If the test is well designed it is reasonable to expect that if the student performs well on one half then he also performs well on the other half of the test. If that does not happen we can conclude that the test has been designed poorly and is not a reliable way to measure a student’s knowledge of history.

The method explained in the above example where we split a test/exam randomly into two parts to check for the internal consistency of the exam is called split half reliability.

**Procedure to carry out split half reliability testing**:

1. Divide the test into two parts; say part A and Part B. It is better to divide randomly than follow a fixed pattern because it eliminates bias on the part of the researcher.

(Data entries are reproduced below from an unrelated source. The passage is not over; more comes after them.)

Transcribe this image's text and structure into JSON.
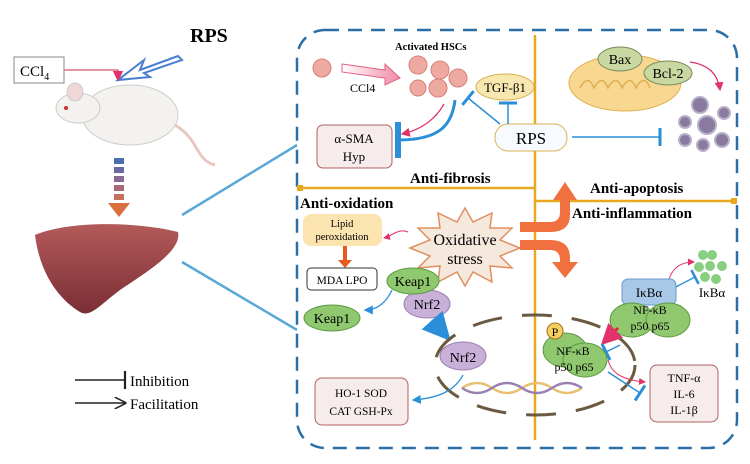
{
  "left": {
    "rps_title": "RPS",
    "ccl4_box": "CCl",
    "ccl4_sub": "4",
    "legend": {
      "inhibition": "Inhibition",
      "facilitation": "Facilitation"
    }
  },
  "fibrosis": {
    "activated_hscs": "Activated HSCs",
    "ccl4": "CCl4",
    "tgf": "TGF-β1",
    "asma": "α-SMA",
    "hyp": "Hyp",
    "rps": "RPS",
    "label": "Anti-fibrosis"
  },
  "apoptosis": {
    "bax": "Bax",
    "bcl2": "Bcl-2",
    "label": "Anti-apoptosis"
  },
  "oxidation": {
    "label": "Anti-oxidation",
    "lipid1": "Lipid",
    "lipid2": "peroxidation",
    "stress1": "Oxidative",
    "stress2": "stress",
    "mda_lpo": "MDA  LPO",
    "keap1_bound": "Keap1",
    "nrf2_bound": "Nrf2",
    "keap1_free": "Keap1",
    "nrf2_nucleus": "Nrf2",
    "enzymes1": "HO-1  SOD",
    "enzymes2": "CAT  GSH-Px"
  },
  "inflammation": {
    "label": "Anti-inflammation",
    "ikba_box": "IκBα",
    "nfkb": "NF-κB",
    "p50p65": "p50  p65",
    "ikba_free": "IκBα",
    "p_label": "P",
    "nfkb_nuc": "NF-κB",
    "p50p65_nuc": "p50  p65",
    "tnf": "TNF-α",
    "il6": "IL-6",
    "il1b": "IL-1β"
  },
  "colors": {
    "frame": "#2a6fa8",
    "divider": "#e8a820",
    "inhibit": "#2a8fd8",
    "promote": "#e0336a",
    "big_arrow": "#f07040"
  }
}
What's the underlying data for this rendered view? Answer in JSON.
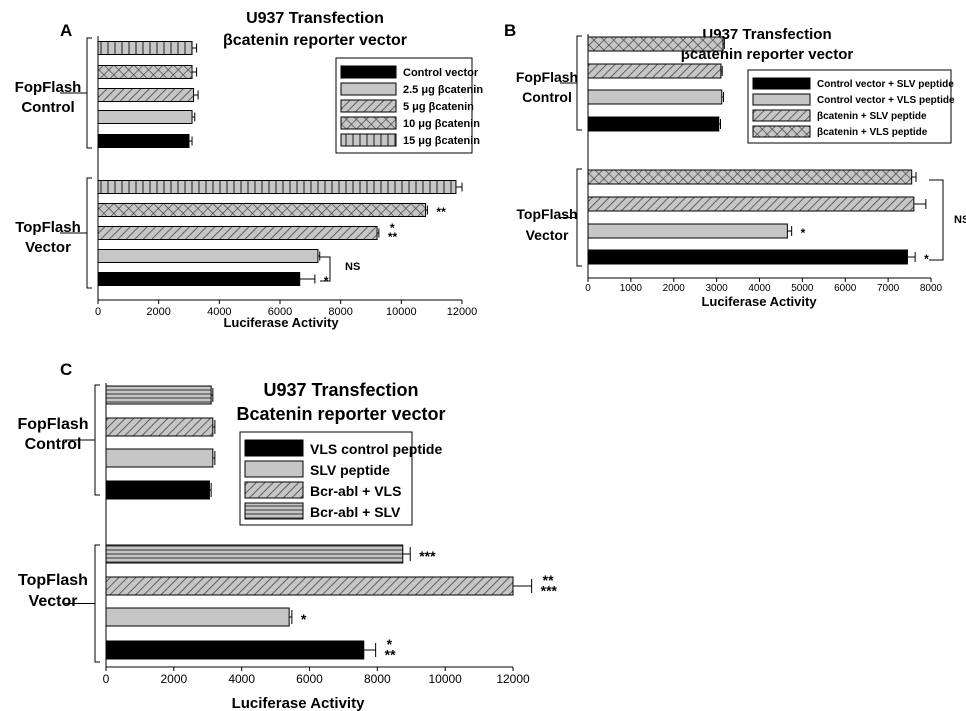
{
  "colors": {
    "black": "#000000",
    "gray": "#c6c6c6",
    "pattern_bg": "#c6c6c6",
    "pattern_line": "#444444",
    "axis": "#000000"
  },
  "chart_data": [
    {
      "panel": "A",
      "type": "bar",
      "orientation": "horizontal",
      "title": "U937 Transfection",
      "subtitle": "βcatenin reporter vector",
      "xlabel": "Luciferase Activity",
      "xlim": [
        0,
        12000
      ],
      "xticks": [
        "0",
        "2000",
        "4000",
        "6000",
        "8000",
        "10000",
        "12000"
      ],
      "groups": [
        {
          "label_line1": "FopFlash",
          "label_line2": "Control"
        },
        {
          "label_line1": "TopFlash",
          "label_line2": "Vector"
        }
      ],
      "legend_placement": "top-right",
      "series": [
        {
          "name": "Control vector",
          "pattern": "solid-black",
          "values": [
            3000,
            6650
          ],
          "errors": [
            100,
            500
          ],
          "sig": [
            "",
            "*"
          ]
        },
        {
          "name": "2.5 μg βcatenin",
          "pattern": "solid-gray",
          "values": [
            3100,
            7250
          ],
          "errors": [
            90,
            60
          ],
          "sig": [
            "",
            ""
          ]
        },
        {
          "name": "5 μg βcatenin",
          "pattern": "diagonal",
          "values": [
            3150,
            9200
          ],
          "errors": [
            150,
            60
          ],
          "sig": [
            "",
            "* **"
          ]
        },
        {
          "name": "10 μg βcatenin",
          "pattern": "crosshatch",
          "values": [
            3100,
            10800
          ],
          "errors": [
            150,
            60
          ],
          "sig": [
            "",
            "**"
          ]
        },
        {
          "name": "15 μg βcatenin",
          "pattern": "vertical",
          "values": [
            3100,
            11800
          ],
          "errors": [
            150,
            200
          ],
          "sig": [
            "",
            ""
          ]
        }
      ],
      "annotations": [
        "NS"
      ]
    },
    {
      "panel": "B",
      "type": "bar",
      "orientation": "horizontal",
      "title": "U937 Transfection",
      "subtitle": "βcatenin reporter vector",
      "xlabel": "Luciferase Activity",
      "xlim": [
        0,
        8000
      ],
      "xticks": [
        "0",
        "1000",
        "2000",
        "3000",
        "4000",
        "5000",
        "6000",
        "7000",
        "8000"
      ],
      "groups": [
        {
          "label_line1": "FopFlash",
          "label_line2": "Control"
        },
        {
          "label_line1": "TopFlash",
          "label_line2": "Vector"
        }
      ],
      "legend_placement": "right",
      "series": [
        {
          "name": "Control vector + SLV peptide",
          "pattern": "solid-black",
          "values": [
            3050,
            7450
          ],
          "errors": [
            40,
            180
          ],
          "sig": [
            "",
            "*"
          ]
        },
        {
          "name": "Control vector + VLS peptide",
          "pattern": "solid-gray",
          "values": [
            3120,
            4650
          ],
          "errors": [
            40,
            100
          ],
          "sig": [
            "",
            "*"
          ]
        },
        {
          "name": "βcatenin + SLV peptide",
          "pattern": "diagonal",
          "values": [
            3100,
            7600
          ],
          "errors": [
            30,
            280
          ],
          "sig": [
            "",
            ""
          ]
        },
        {
          "name": "βcatenin + VLS peptide",
          "pattern": "crosshatch",
          "values": [
            3150,
            7550
          ],
          "errors": [
            30,
            100
          ],
          "sig": [
            "",
            ""
          ]
        }
      ],
      "annotations": [
        "NS"
      ]
    },
    {
      "panel": "C",
      "type": "bar",
      "orientation": "horizontal",
      "title": "U937 Transfection",
      "subtitle": "Bcatenin reporter vector",
      "xlabel": "Luciferase Activity",
      "xlim": [
        0,
        12000
      ],
      "xticks": [
        "0",
        "2000",
        "4000",
        "6000",
        "8000",
        "10000",
        "12000"
      ],
      "groups": [
        {
          "label_line1": "FopFlash",
          "label_line2": "Control"
        },
        {
          "label_line1": "TopFlash",
          "label_line2": "Vector"
        }
      ],
      "legend_placement": "center",
      "series": [
        {
          "name": "VLS control peptide",
          "pattern": "solid-black",
          "values": [
            3050,
            7600
          ],
          "errors": [
            50,
            350
          ],
          "sig": [
            "",
            "* **"
          ]
        },
        {
          "name": "SLV peptide",
          "pattern": "solid-gray",
          "values": [
            3150,
            5400
          ],
          "errors": [
            60,
            80
          ],
          "sig": [
            "",
            "*"
          ]
        },
        {
          "name": "Bcr-abl + VLS",
          "pattern": "diagonal",
          "values": [
            3150,
            12000
          ],
          "errors": [
            60,
            550
          ],
          "sig": [
            "",
            "** ***"
          ]
        },
        {
          "name": "Bcr-abl + SLV",
          "pattern": "horizontal",
          "values": [
            3100,
            8750
          ],
          "errors": [
            50,
            220
          ],
          "sig": [
            "",
            "***"
          ]
        }
      ],
      "annotations": []
    }
  ]
}
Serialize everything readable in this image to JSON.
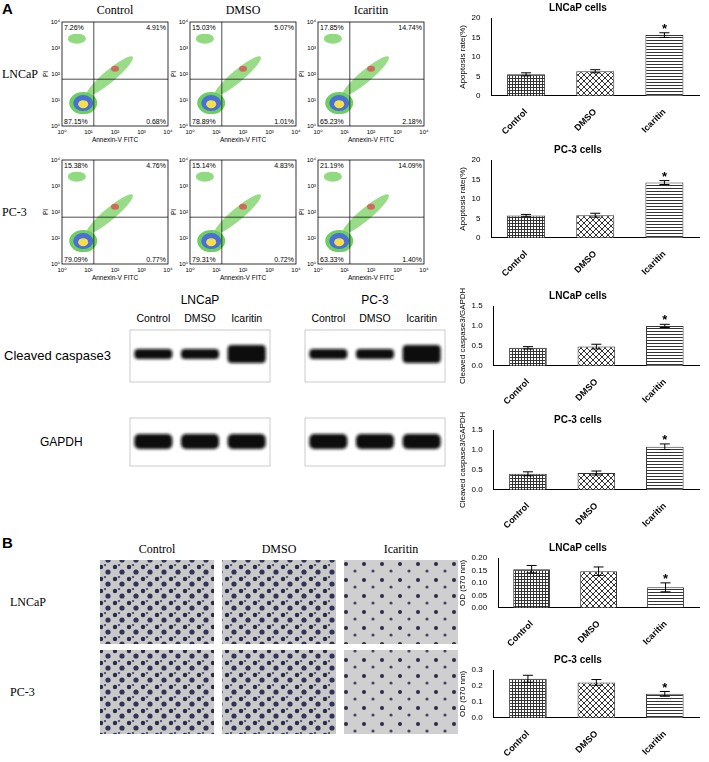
{
  "panels": [
    "A",
    "B"
  ],
  "flow": {
    "x_label": "Annexin-V FITC",
    "y_label": "PI",
    "ticks": [
      "10⁰",
      "10¹",
      "10²",
      "10³",
      "10⁴"
    ],
    "columns": [
      "Control",
      "DMSO",
      "Icaritin"
    ],
    "rows": [
      {
        "label": "LNCaP",
        "plots": [
          {
            "UL": "7.26%",
            "UR": "4.91%",
            "LL": "87.15%",
            "LR": "0.68%"
          },
          {
            "UL": "15.03%",
            "UR": "5.07%",
            "LL": "78.89%",
            "LR": "1.01%"
          },
          {
            "UL": "17.85%",
            "UR": "14.74%",
            "LL": "65.23%",
            "LR": "2.18%"
          }
        ]
      },
      {
        "label": "PC-3",
        "plots": [
          {
            "UL": "15.38%",
            "UR": "4.76%",
            "LL": "79.09%",
            "LR": "0.77%"
          },
          {
            "UL": "15.14%",
            "UR": "4.83%",
            "LL": "79.31%",
            "LR": "0.72%"
          },
          {
            "UL": "21.19%",
            "UR": "14.09%",
            "LL": "63.33%",
            "LR": "1.40%"
          }
        ]
      }
    ]
  },
  "western": {
    "groups": [
      "LNCaP",
      "PC-3"
    ],
    "lanes": [
      "Control",
      "DMSO",
      "Icaritin"
    ],
    "rows": [
      "Cleaved caspase3",
      "GAPDH"
    ]
  },
  "transwell": {
    "columns": [
      "Control",
      "DMSO",
      "Icaritin"
    ],
    "rows": [
      "LNCaP",
      "PC-3"
    ]
  },
  "chart_data": [
    {
      "type": "bar",
      "title": "LNCaP cells",
      "y_label": "Apoptosis rate(%)",
      "categories": [
        "Control",
        "DMSO",
        "Icaritin"
      ],
      "values": [
        5.5,
        6.3,
        15.6
      ],
      "errors": [
        0.4,
        0.4,
        0.6
      ],
      "color": "#333333",
      "ylim": [
        0,
        20
      ],
      "yticks": [
        0,
        5,
        10,
        15,
        20
      ],
      "grid": false,
      "annotations": [
        {
          "category": "Icaritin",
          "text": "*"
        }
      ]
    },
    {
      "type": "bar",
      "title": "PC-3 cells",
      "y_label": "Apoptosis rate(%)",
      "categories": [
        "Control",
        "DMSO",
        "Icaritin"
      ],
      "values": [
        5.7,
        5.8,
        14.2
      ],
      "errors": [
        0.3,
        0.5,
        0.5
      ],
      "color": "#333333",
      "ylim": [
        0,
        20
      ],
      "yticks": [
        0,
        5,
        10,
        15,
        20
      ],
      "grid": false,
      "annotations": [
        {
          "category": "Icaritin",
          "text": "*"
        }
      ]
    },
    {
      "type": "bar",
      "title": "LNCaP cells",
      "y_label": "Cleaved caspase3/GAPDH",
      "categories": [
        "Control",
        "DMSO",
        "Icaritin"
      ],
      "values": [
        0.45,
        0.48,
        1.0
      ],
      "errors": [
        0.03,
        0.06,
        0.04
      ],
      "color": "#333333",
      "ylim": [
        0,
        1.5
      ],
      "yticks": [
        {
          "value": 0,
          "label": "0.0"
        },
        {
          "value": 0.5,
          "label": "0.5"
        },
        {
          "value": 1,
          "label": "1.0"
        },
        {
          "value": 1.5,
          "label": "1.5"
        }
      ],
      "grid": false,
      "annotations": [
        {
          "category": "Icaritin",
          "text": "*"
        }
      ]
    },
    {
      "type": "bar",
      "title": "PC-3 cells",
      "y_label": "Cleaved caspase3/GAPDH",
      "categories": [
        "Control",
        "DMSO",
        "Icaritin"
      ],
      "values": [
        0.4,
        0.42,
        1.08
      ],
      "errors": [
        0.05,
        0.05,
        0.07
      ],
      "color": "#333333",
      "ylim": [
        0,
        1.5
      ],
      "yticks": [
        {
          "value": 0,
          "label": "0.0"
        },
        {
          "value": 0.5,
          "label": "0.5"
        },
        {
          "value": 1,
          "label": "1.0"
        },
        {
          "value": 1.5,
          "label": "1.5"
        }
      ],
      "grid": false,
      "annotations": [
        {
          "category": "Icaritin",
          "text": "*"
        }
      ]
    },
    {
      "type": "bar",
      "title": "LNCaP cells",
      "y_label": "OD (570 nm)",
      "categories": [
        "Control",
        "DMSO",
        "Icaritin"
      ],
      "values": [
        0.155,
        0.147,
        0.082
      ],
      "errors": [
        0.015,
        0.017,
        0.018
      ],
      "color": "#333333",
      "ylim": [
        0,
        0.2
      ],
      "yticks": [
        {
          "value": 0,
          "label": "0.00"
        },
        {
          "value": 0.05,
          "label": "0.05"
        },
        {
          "value": 0.1,
          "label": "0.10"
        },
        {
          "value": 0.15,
          "label": "0.15"
        },
        {
          "value": 0.2,
          "label": "0.20"
        }
      ],
      "grid": false,
      "annotations": [
        {
          "category": "Icaritin",
          "text": "*"
        }
      ]
    },
    {
      "type": "bar",
      "title": "PC-3 cells",
      "y_label": "OD (570 nm)",
      "categories": [
        "Control",
        "DMSO",
        "Icaritin"
      ],
      "values": [
        0.245,
        0.222,
        0.15
      ],
      "errors": [
        0.022,
        0.018,
        0.015
      ],
      "color": "#333333",
      "ylim": [
        0,
        0.3
      ],
      "yticks": [
        {
          "value": 0,
          "label": "0.0"
        },
        {
          "value": 0.1,
          "label": "0.1"
        },
        {
          "value": 0.2,
          "label": "0.2"
        },
        {
          "value": 0.3,
          "label": "0.3"
        }
      ],
      "grid": false,
      "annotations": [
        {
          "category": "Icaritin",
          "text": "*"
        }
      ]
    }
  ]
}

2. Give the two parts separately as two different steps to some number of students.

3. If the performance of students in part A of the test is broadly similar to their performance in part B of the test, we conclude that the exam is internally consistent and reliable.

4. If the performance of students in part A of the test is very dissimilar to their performance in part B of the test, we conclude that the exam is not internally consistent.

**Example** **1**: Suppose a test was split into two parts and given to 100 students. If the correlation coefficient between the marks obtained in the two parts is 0.977 what can we conclude?

**Solution**: The marks obtained in the two parts are similar and correlated 97.7% of the time. This means that if a student performs well in part A he also performs well in part B. Thus we conclude that the test has high consistency and reliability.

**Example** **2**: Suppose a test was split into two parts and given to 60 students. If the correlation coefficient between the marks obtained in the two parts is -0.177 what can we conclude?

**Solution**: The marks obtained in the two parts have a negative correlation. This means that if a student performs well in part A then he does not perform well in part B.

Thus we conclude that the test is not internally consistent. The test contains questions belonging to two different kinds of subjects and needs to be redesigned to be internally consistent.

**Split half reliability and Alternate Forms reliability**:

The concept of split half reliability must not be confused with that of alternate forms reliability. Alternate forms reliability involves administering the same test twice with minor changes at two different points of time whereas split half reliability involves dividing the test randomly into two parts and administering them only once.